Third factor: The entire books were copied, but only once per purchased copy, and the original physical versions were destroyed. The court found the one-to-one conversion acceptable given the internal storage purpose and lack of distribution. Of course, that has nothing to do with the amount and substantiality of the copying; once again, it seems to be allowing the first factor to supersede the third. So, Judge Alsup found this factor also favored fair use.
Fourth factor: Since Anthropic had lawfully purchased the print editions and did not distribute the scanned versions, the court found no harm to the market for the works. Judge Alsup based this in part on the fact that there was no evidence that Claude would provide users any copyright-protected portion of the plaintiffs’ works, so they had gotten the benefit of their one sale (even if they weren’t permitted to choose the format). This factor was neutral with regard to fair use.
Downloading and Retaining Pirated Books (Not Considered Fair Use)
First factor: Anthropic downloaded over seven million pirated books, including the plaintiffs’ works. The court rejected Anthropic’s claim that this was a precursor to transformative training use, or that later legal purchasing could insulate the earlier pirating. Retaining full-text pirated copies indefinitely, even when not used for training, was instead akin to building a private digital library by theft – especially when legal copies of the books were available for purchase (and were actually later purchased!). The court found this use to not be transformative and that this factor weighed against fair use.
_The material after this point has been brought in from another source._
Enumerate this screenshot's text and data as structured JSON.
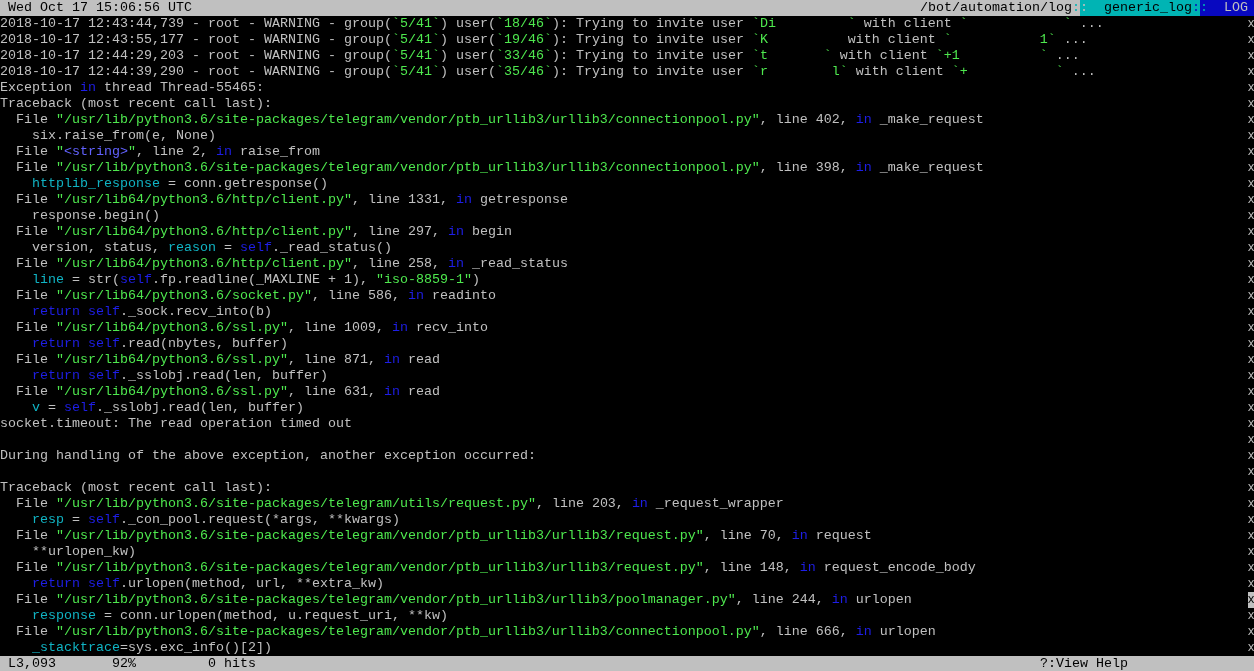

Third factor: Full copies of the books were retained by Anthropic, regardless of whether they were ever used in training. In this case, in marked contrast to his analysis of the use of legally purchased books, Judge Alsup found the scope and permanence of this copying weighed against fair use.
Fourth factor: The court found that Anthropic’s piracy undercut the legitimate market for both print and digital copies. Acquiring these copies by way of infringement was inexcusable even if there was a later transformative use of the copies. Additionally, Anthropic chose piracy expressly to avoid licensing costs (that is, paying for the economic value) of the works. This factor weighs against fair use.
Conclusion
As an early decision of fair use jurisprudence in the context of genAI training, this outcome is significant. The court drew clear distinctions between different uses of copyrighted material. Transformative genAI training and internal format-shifting were permitted, but unauthorized copying was not. Regardless of whether Judge Alsup drew the line in the correct place, this reinforces the principle that fair use is context-specific and does not provide blanket immunity for infringing behavior simply because some downstream uses may be innovative or socially valuable.
Going forward, LLM developers should trace the provenance of their training data and stay on the lawful side of the boundary between transformative use and unauthorized reproduction. Doing so involves making sure that they obtain proper licenses to all copyrighted training data that has not entered the public domain.
But even in just LLM input-side fair use disputes like this one, there will be numerous district court decisions in the coming months adding nuance (or disagreeing with) the reasoning here. And there are likely to be many appeals as well. So, while this case establishes a line in the sand, it may soon be washed away.